Chez les néolibéraux, tels que Macron, comme chez les ultra-libéraux, tels que Milei, la seule richesse sanctuarisée est la propriété privée des plus riches. Aux autres, l’État ou l’inflation peut faire les poches, les biens communs peuvent être bradés et tous les services publics dégradés ou supprimés ; tout est envisageable et envisagé, sauf de freiner l’accumulation des richesses entre les mains de quelques-uns.

A l’aune de Milei, Bruno Le Maire et Macron sont de petits joueurs avec leurs successives coupes dans les services publics. Milei saccage tout en une seule fois. « Ajustement de choc » a aboyé le président argentin. Et les premiers morts indubitablement liés à la suspension de distribution de médicaments pour maladies graves sont apparues. Un cancer sans traitement, c’est une métastase. Milei fête la baisse du déficit.

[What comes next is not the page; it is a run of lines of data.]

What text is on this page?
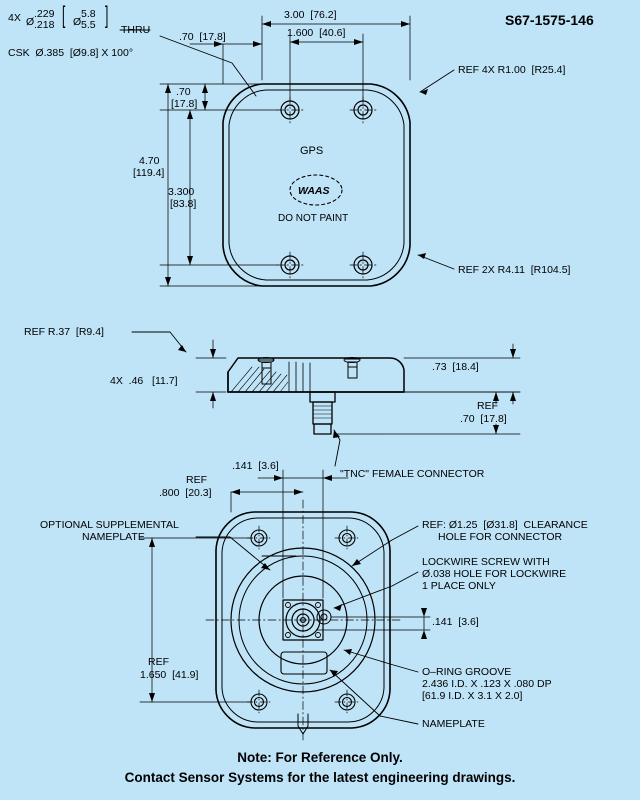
S67-1575-146
4X Ø
.229
.218 [ Ø
5.8
5.5 ]
THRU
CSK  Ø.385  [Ø9.8] X 100°
3.00  [76.2]
1.600  [40.6]
.70  [17.8]
.70
[17.8]
4.70
[119.4]
3.300
[83.8]
REF 4X R1.00  [R25.4]
REF 2X R4.11  [R104.5]
GPS
WAAS
DO NOT PAINT
REF R.37  [R9.4]
4X  .46   [11.7]
.73  [18.4]
REF
.70  [17.8]
"TNC" FEMALE CONNECTOR
.141  [3.6]
REF
.800  [20.3]
OPTIONAL SUPPLEMENTAL
NAMEPLATE
REF: Ø1.25  [Ø31.8]  CLEARANCE
HOLE FOR CONNECTOR
LOCKWIRE SCREW WITH
Ø.038 HOLE FOR LOCKWIRE
1 PLACE ONLY
.141  [3.6]
REF
1.650  [41.9]	O–RING GROOVE
2.436 I.D. X .123 X .080 DP
[61.9 I.D. X 3.1 X 2.0]
NAMEPLATE
Note: For Reference Only.
Contact Sensor Systems for the latest engineering drawings.
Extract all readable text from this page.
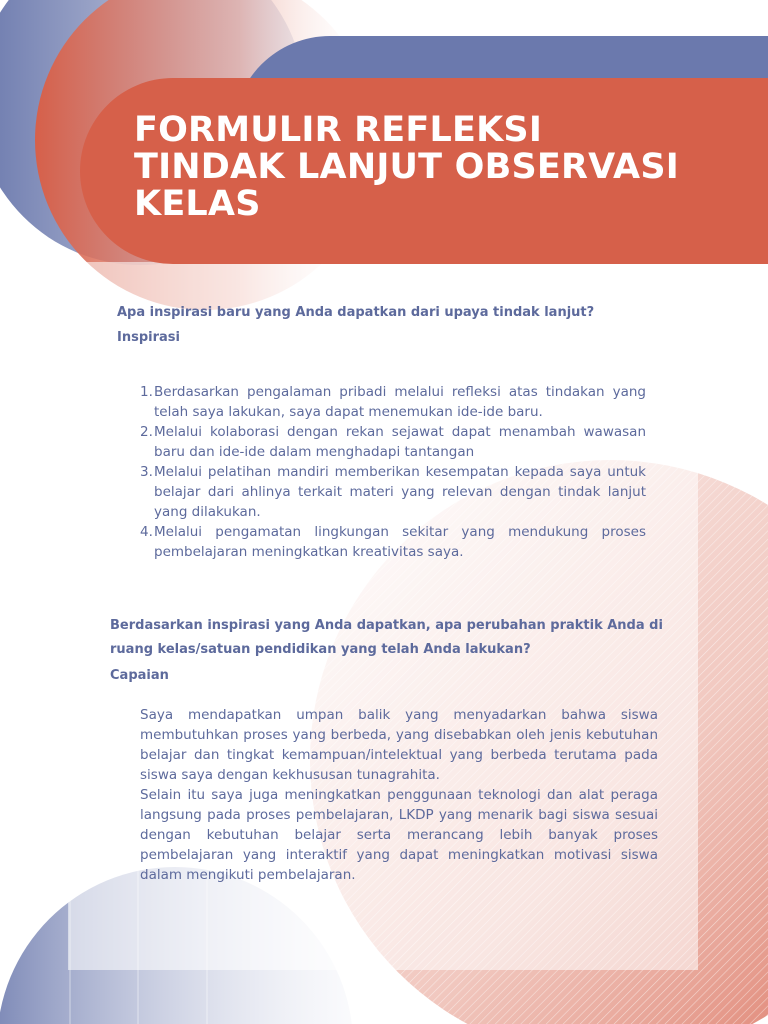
FORMULIR REFLEKSI
TINDAK LANJUT OBSERVASI
KELAS

Apa inspirasi baru yang Anda dapatkan dari upaya tindak lanjut?

Inspirasi

1. Berdasarkan pengalaman pribadi melalui refleksi atas tindakan yang telah saya lakukan, saya dapat menemukan ide-ide baru.
2. Melalui kolaborasi dengan rekan sejawat dapat menambah wawasan baru dan ide-ide dalam menghadapi tantangan
3. Melalui pelatihan mandiri memberikan kesempatan kepada saya untuk belajar dari ahlinya terkait materi yang relevan dengan tindak lanjut yang dilakukan.
4. Melalui pengamatan lingkungan sekitar yang mendukung proses pembelajaran meningkatkan kreativitas saya.

Berdasarkan inspirasi yang Anda dapatkan, apa perubahan praktik Anda di

ruang kelas/satuan pendidikan yang telah Anda lakukan?

Capaian

Saya mendapatkan umpan balik yang menyadarkan bahwa siswa membutuhkan proses yang berbeda, yang disebabkan oleh jenis kebutuhan belajar dan tingkat kemampuan/intelektual yang berbeda terutama pada siswa saya dengan kekhususan tunagrahita.

Selain itu saya juga meningkatkan penggunaan teknologi dan alat peraga langsung pada proses pembelajaran, LKDP yang menarik bagi siswa sesuai dengan kebutuhan belajar serta merancang lebih banyak proses pembelajaran yang interaktif yang dapat meningkatkan motivasi siswa dalam mengikuti pembelajaran.
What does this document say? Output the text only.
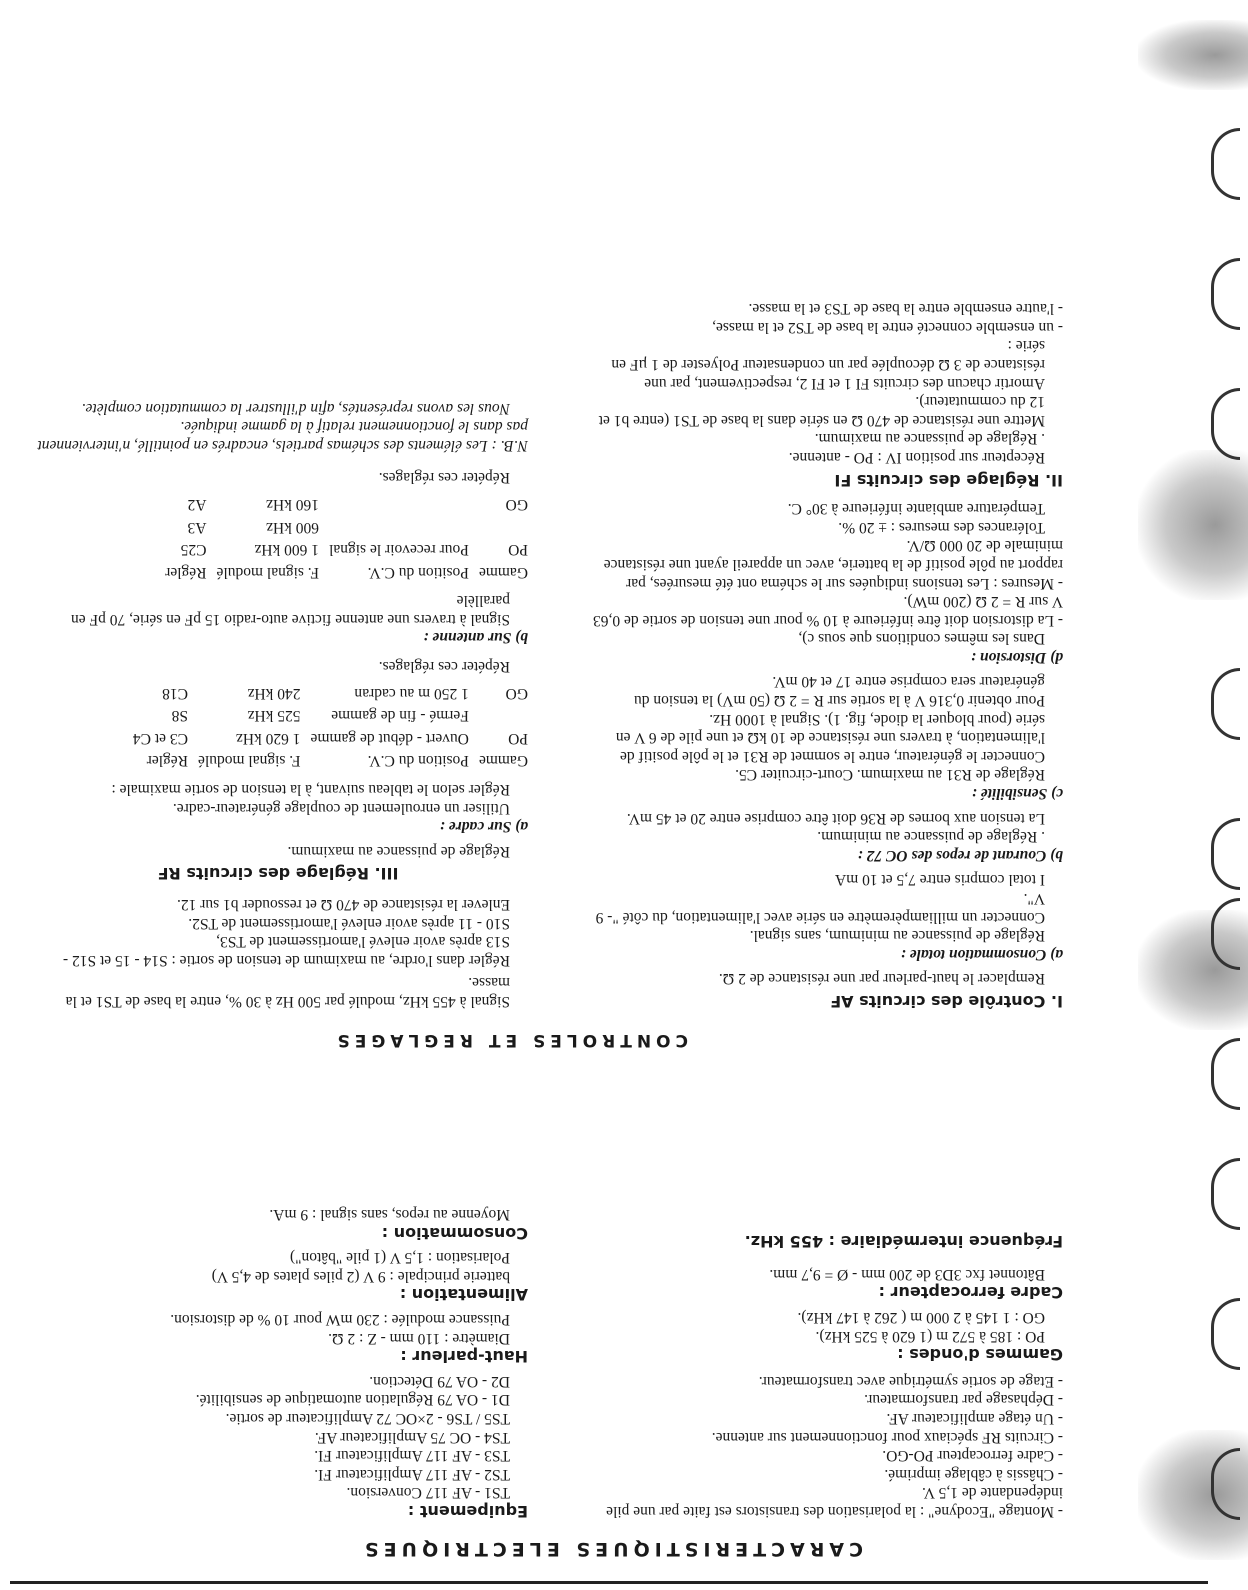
CARACTERISTIQUES ELECTRIQUES

- Montage "Ecodyne" : la polarisation des transistors est faite par une pile indépendante de 1,5 V.

- Châssis à câblage imprimé.

- Cadre ferrocapteur PO-GO.

- Circuits RF spéciaux pour fonctionnement sur antenne.

- Un étage amplificateur AF.

- Déphasage par transformateur.

- Etage de sortie symétrique avec transformateur.

Gammes d'ondes :

PO : 185 à 572 m (1 620 à 525 kHz).

GO : 1 145 à 2 000 m ( 262 à 147 kHz).

Cadre ferrocapteur :

Bâtonnet fxc 3D3 de 200 mm - Ø = 9,7 mm.

Fréquence intermédiaire : 455 kHz.

Equipement :

TS1 - AF 117 Conversion.

TS2 - AF 117 Amplificateur FI.

TS3 - AF 117 Amplificateur FI.

TS4 - OC 75 Amplificateur AF.

TS5 / TS6 - 2×OC 72 Amplificateur de sortie.

D1 - OA 79 Régulation automatique de sensibilité.

D2 - OA 79 Détection.

Haut-parleur :

Diamètre : 110 mm - Z : 2 Ω.

Puissance modulée : 230 mW pour 10 % de distorsion.

Alimentation :

batterie principale : 9 V (2 piles plates de 4,5 V)

Polarisation : 1,5 V (1 pile "bâton")

Consommation :

Moyenne au repos, sans signal : 9 mA.

CONTROLES ET REGLAGES

I. Contrôle des circuits AF

Remplacer le haut-parleur par une résistance de 2 Ω.

a) Consommation totale :

Réglage de puissance au minimum, sans signal.

Connecter un milliampèremètre en série avec l'alimentation, du côté "- 9 V".

I total compris entre 7,5 et 10 mA

b) Courant de repos des OC 72 :

. Réglage de puissance au minimum.

La tension aux bornes de R36 doit être comprise entre 20 et 45 mV.

c) Sensibilité :

Réglage de R31 au maximum. Court-circuiter C5.

Connecter le générateur, entre le sommet de R31 et le pôle positif de l'alimentation, à travers une résistance de 10 kΩ et une pile de 6 V en série (pour bloquer la diode, fig. 1). Signal à 1000 Hz.

Pour obtenir 0,316 V à la sortie sur R = 2 Ω (50 mV) la tension du générateur sera comprise entre 17 et 40 mV.

d) Distorsion :

Dans les mêmes conditions que sous c),

- La distorsion doit être inférieure à 10 % pour une tension de sortie de 0,63 V sur R = 2 Ω (200 mW).

- Mesures : Les tensions indiquées sur le schéma ont été mesurées, par rapport au pôle positif de la batterie, avec un appareil ayant une résistance minimale de 20 000 Ω/V.

Tolérances des mesures : ± 20 %.

Température ambiante inférieure à 30° C.

II. Réglage des circuits FI

Récepteur sur position IV : PO - antenne.

. Réglage de puissance au maximum.

Mettre une résistance de 470 Ω en série dans la base de TS1 (entre b1 et 12 du commutateur).

Amortir chacun des circuits FI 1 et FI 2, respectivement, par une résistance de 3 Ω découplée par un condensateur Polyester de 1 µF en série :

- un ensemble connecté entre la base de TS2 et la masse,

- l'autre ensemble entre la base de TS3 et la masse.

Signal à 455 kHz, modulé par 500 Hz à 30 %, entre la base de TS1 et la masse.

Régler dans l'ordre, au maximum de tension de sortie : S14 - 15 et S12 -

S13 après avoir enlevé l'amortissement de TS3,

S10 - 11 après avoir enlevé l'amortissement de TS2.

Enlever la résistance de 470 Ω et ressouder b1 sur 12.

III. Réglage des circuits RF

Réglage de puissance au maximum.

a) Sur cadre :

Utiliser un enroulement de couplage générateur-cadre.

Régler selon le tableau suivant, à la tension de sortie maximale :

Gamme	Position du C.V.	F. signal modulé	Régler
PO	Ouvert - début de gamme	1 620 kHz	C3 et C4
	Fermé - fin de gamme	525 kHz	S8
GO	1 250 m au cadran	240 kHz	C18

Répéter ces réglages.

b) Sur antenne :

Signal à travers une antenne fictive auto-radio 15 pF en série, 70 pF en parallèle

Gamme	Position du C.V.	F. signal modulé	Régler
PO	Pour recevoir le signal	1 600 kHz	C25
		600 kHz	A3
GO		160 kHz	A2

Répéter ces réglages.

N.B. : Les éléments des schémas partiels, encadrés en pointillé, n'interviennent pas dans le fonctionnement relatif à la gamme indiquée.

Nous les avons représentés, afin d'illustrer la commutation complète.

Bruno Le Maire annonce l’objectif de baisser le déficit. Combien de morts peuvent lui être attribué pour les précédentes coupes dans le budget ? C’est plus diffus que chez Milei. C’est la différence entre l’ajustement graduel et l’ajustement par le choc. Entre l’assassinat par lente asphyxie et à la tronçonneuse. Dans les deux cas, c’est bien le même massacre. Gants de latex pour l’un, tenue de boucher pour l’autre, les deux pourront ensuite retirer leurs protections tâchées de sang et réclamer leurs dû aux milliardaires qu’ils auront si bien servis. En remerciement, ceux-ci paieront majestueusement leurs conférences, l’un sur les « renflements bruns », l’autre sur les « enfants badigeonnés de vaseline ».

Les quelques clichés montrant, bras-dessus-bras-dessous, l’ancien syndicaliste, passé par les geôles de la dictature brésilienne, et l’ancien énarque, passé par la banque d’affaire Rothschild, aussi bucoliques soient-ils ne feront pas oublier que la politique de Macron s’inscrit bien plus dans la trajectoire menant à un Milei qu’à une bifurcation en faveur d’une société plus égalitaire et une terre plus respectée.